De laatste zin van deze proloog is zowel in thematisch als in stilistisch opzicht echt van Terborgh: ‘De avond nadert, en de uren vergaan, de laatste goede, voor wie de dag niet heeft kunnen grijpen’ (89). De verhalen uit deze bundel zijn narratief wat meer gebonden door de aanwezigheid van het centrale personage Ferrer, maar de levensloop van Ferrer volgt weer hetzelfde patroon: hij wordt in de eenzaamheid gedreven, is ongedurig onderweg in steeds woester en ijler wordende streken, gelokt en gedreven door het visioen van Peñafiel, buitenwerelds streefdoel van zijn queeste, maar wordt gedood vóór hij het verlossende licht heeft aanschouwd.

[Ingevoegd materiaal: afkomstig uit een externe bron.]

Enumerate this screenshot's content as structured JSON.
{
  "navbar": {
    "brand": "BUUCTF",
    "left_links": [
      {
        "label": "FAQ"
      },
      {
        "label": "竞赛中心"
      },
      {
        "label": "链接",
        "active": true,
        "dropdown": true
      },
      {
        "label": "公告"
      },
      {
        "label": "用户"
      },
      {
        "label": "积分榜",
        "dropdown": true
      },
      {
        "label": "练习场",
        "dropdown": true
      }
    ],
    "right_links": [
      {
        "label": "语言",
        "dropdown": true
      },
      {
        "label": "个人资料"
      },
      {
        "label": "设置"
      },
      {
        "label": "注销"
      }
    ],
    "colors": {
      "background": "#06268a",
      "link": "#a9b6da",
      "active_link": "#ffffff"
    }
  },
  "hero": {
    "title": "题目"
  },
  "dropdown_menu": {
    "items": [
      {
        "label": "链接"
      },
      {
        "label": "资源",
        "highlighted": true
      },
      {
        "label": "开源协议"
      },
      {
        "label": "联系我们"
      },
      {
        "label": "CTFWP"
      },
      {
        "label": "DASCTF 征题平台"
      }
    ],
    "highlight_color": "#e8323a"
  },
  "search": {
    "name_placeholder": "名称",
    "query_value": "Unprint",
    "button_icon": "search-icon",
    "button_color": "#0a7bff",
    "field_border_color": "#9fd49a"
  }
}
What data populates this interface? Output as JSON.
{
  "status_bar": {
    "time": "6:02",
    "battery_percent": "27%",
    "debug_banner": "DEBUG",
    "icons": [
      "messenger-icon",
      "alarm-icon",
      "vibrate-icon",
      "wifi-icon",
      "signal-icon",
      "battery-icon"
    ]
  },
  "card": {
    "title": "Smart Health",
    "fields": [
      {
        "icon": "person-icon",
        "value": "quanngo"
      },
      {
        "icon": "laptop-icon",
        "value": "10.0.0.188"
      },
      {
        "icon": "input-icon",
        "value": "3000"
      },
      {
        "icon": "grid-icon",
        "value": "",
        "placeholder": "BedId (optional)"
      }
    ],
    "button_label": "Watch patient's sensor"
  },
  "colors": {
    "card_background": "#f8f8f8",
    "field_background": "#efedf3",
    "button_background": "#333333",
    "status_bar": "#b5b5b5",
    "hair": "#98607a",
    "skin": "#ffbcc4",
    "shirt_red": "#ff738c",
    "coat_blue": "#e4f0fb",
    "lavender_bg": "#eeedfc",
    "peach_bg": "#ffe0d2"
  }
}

De ongedurige zwerfdrang van vrijwel alle figuren bij Terborgh blijkt nauw samen te hangen met het thema van de dood. Onmiddellijk valt op dat zijn personages, door wie weet welke prikkel gedreven, de straat op moeten lopen, uithuizig zijn, gaan slenteren en zwerven, steeds verder trekken, hoger klimmen, groter gevaren trotseren, altijd in de barre eenzaamheid geconfronteerd met een ondefinieerbaar appèl dat hen opvordert, lokt, en ten slotte doodt. Dit thema is al aanwezig in De Condottiere, het wordt het duidelijkst symbolisch veraanschouwelijkt in de lotgevallen van Ferrer die, uit zijn veilige rust weggelokt door het visioen van Peñafiel, een queeste naar de kern onderneemt. De geschiedenis van Ferrer is een soort initiatie- of openbaringsverhaal: hij vermoedt de andere, ‘onzichtbare werkelijkheid’ (103), die hier geconcretiseerd wordt in het droombeeld van een onbereikbare stad in het Portugese grensgebied. Om die andere werkelijkheid, tegelijk verschrikkelijk en verlokkend-groots, te bereiken heeft hij alles veil. Hij verzaakt elke geborgenheid en trekt weg met zijn ‘wrevelig gemoed’ (131) door Iberische landschappen die altijd woester, verlatener, onherbergzamer worden, eerst nog begeleid door het obsederende gesnerp der cicaden, dan roerloos in de ijle stilte waar de fysische dood het heroïsche ontzelvingsproces komt voltooien. Ferrer, zoals de Condottiere en andere figuren, bestijgt met de mannelijke moed van de conquistador de trappen van de louteringsberg tot hij op mystieke hoogten oog in oog staat met de Leegte. De figuren van Terborgh haken als Wandelende Joden naar een onbereikbaar bovenaards doel. Zoals de Condottiere stierf met de onbereikbare droomstad op de rots in de verte voor zich, zo is Ferrer op weg naar ‘de gouden stad’ (155), die hij evenmin bereikt als hij het verlossende antwoord vindt op zijn vragen naar de kern der dingen.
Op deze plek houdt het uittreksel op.